Professor Ronald Harden of the University of Dundee presented the plan to train doctors over the Internet at the recent World eLearning Conference in Edinburgh The organisers spoke of a 'watershed moment' for the virtual school.

The concept of IVIMEDS is not to replace the various national medical schools, but to complement traditional methods of teaching. It should mainly provide the earlier years of a medical curriculum (2 years of a 4-year course or 3 years of a 5-year course) with an emphasis on distance learning delivered over the Internet.

Proponents of the cyberspace medical school say it can reduce the substantive teaching workload of medicine lecturers, as well as offer a highly flexible curriculum.

But the main feature of IVIMEDS is that it should give students in developing or rural areas direct access to medical experts. Through lectures and demonstrations via video link, students can even test their skills on virtual patients - provided they have access to the Internet. This could reduce the problem of students in rural areas having to move to the cities to establish their medical careers.

In a University of Dundee press release Professor Harden said: "It is no exaggeration to say that announcing the go-ahead of the international virtual medical school constitutes a historic moment for global medical education. In 10 years, when people look back at how health professionals trained across the world, the launching of IVIMEDS will be seen as a watershed."
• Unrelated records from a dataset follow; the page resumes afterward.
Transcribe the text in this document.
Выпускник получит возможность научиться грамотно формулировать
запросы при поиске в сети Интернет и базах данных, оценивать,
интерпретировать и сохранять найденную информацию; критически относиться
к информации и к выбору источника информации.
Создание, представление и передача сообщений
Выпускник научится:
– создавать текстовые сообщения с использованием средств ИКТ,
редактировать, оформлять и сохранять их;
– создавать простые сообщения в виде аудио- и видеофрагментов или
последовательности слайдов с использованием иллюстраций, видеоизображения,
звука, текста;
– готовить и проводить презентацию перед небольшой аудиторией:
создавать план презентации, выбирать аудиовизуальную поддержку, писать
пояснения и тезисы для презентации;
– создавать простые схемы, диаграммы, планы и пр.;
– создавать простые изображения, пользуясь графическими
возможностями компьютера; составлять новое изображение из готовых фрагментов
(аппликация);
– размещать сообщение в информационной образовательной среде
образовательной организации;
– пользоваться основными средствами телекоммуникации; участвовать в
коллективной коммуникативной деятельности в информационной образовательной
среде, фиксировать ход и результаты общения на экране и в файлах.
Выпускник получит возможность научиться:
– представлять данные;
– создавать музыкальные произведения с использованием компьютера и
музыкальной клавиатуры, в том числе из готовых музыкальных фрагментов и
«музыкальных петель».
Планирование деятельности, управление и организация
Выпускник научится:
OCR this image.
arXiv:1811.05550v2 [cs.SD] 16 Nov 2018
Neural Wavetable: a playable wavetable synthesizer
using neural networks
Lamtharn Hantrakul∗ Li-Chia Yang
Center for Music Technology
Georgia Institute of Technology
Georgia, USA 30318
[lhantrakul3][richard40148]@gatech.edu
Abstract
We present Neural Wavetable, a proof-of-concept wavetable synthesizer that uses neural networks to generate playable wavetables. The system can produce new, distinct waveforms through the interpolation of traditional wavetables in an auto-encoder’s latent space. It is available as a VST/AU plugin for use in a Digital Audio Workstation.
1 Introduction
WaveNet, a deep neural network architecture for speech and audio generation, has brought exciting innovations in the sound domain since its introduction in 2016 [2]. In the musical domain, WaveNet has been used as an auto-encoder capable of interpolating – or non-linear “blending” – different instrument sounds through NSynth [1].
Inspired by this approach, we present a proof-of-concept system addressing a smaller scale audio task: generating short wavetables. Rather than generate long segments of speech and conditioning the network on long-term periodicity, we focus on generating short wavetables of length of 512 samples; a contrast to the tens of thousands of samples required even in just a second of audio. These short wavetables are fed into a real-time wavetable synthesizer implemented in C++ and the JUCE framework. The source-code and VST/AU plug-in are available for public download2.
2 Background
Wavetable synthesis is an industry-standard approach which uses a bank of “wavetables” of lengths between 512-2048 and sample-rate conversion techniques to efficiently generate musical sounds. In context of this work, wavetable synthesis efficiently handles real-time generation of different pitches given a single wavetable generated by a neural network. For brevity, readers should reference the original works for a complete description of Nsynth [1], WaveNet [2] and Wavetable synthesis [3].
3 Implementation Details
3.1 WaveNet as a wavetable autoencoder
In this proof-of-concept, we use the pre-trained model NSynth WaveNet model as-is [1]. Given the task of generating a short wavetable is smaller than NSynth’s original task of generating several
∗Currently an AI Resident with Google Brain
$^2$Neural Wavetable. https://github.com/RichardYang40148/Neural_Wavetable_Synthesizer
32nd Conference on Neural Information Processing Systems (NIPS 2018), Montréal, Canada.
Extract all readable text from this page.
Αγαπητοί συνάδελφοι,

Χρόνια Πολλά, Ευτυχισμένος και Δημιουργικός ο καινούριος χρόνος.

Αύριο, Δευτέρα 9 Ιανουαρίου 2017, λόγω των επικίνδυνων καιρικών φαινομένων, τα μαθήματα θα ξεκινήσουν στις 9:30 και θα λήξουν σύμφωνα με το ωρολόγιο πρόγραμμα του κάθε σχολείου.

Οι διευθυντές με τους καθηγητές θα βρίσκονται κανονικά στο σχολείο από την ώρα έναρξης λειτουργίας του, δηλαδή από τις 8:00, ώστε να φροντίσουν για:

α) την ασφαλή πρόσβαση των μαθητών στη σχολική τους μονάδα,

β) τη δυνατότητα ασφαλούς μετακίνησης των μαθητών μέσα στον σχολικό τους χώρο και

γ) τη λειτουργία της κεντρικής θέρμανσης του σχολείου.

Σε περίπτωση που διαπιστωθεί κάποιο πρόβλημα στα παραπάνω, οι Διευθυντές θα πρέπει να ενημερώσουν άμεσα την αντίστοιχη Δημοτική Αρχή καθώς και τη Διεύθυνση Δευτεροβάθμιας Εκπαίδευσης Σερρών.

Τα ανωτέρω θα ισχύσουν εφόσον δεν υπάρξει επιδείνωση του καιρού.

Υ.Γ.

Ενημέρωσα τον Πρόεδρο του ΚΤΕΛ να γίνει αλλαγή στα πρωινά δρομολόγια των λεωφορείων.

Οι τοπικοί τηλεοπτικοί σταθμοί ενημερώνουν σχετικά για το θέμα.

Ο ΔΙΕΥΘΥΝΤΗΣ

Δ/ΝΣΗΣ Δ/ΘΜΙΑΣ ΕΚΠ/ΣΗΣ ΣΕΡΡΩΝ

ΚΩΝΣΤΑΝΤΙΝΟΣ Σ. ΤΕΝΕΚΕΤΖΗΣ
Harden has called the project a "cost effective answer to a range of problems including shortage of trained doctors, widening access to the profession across cultural and academic boundaries and, for rural communities, conquering the 'tyranny of distance' that discourages those with potential from going away to train."

IVIMEDS is to be funded through pledges from medical schools, government agencies and charitable trusts and foundations. According to TV Meets the Web, total funding for the project is estimated at 3.75m euros.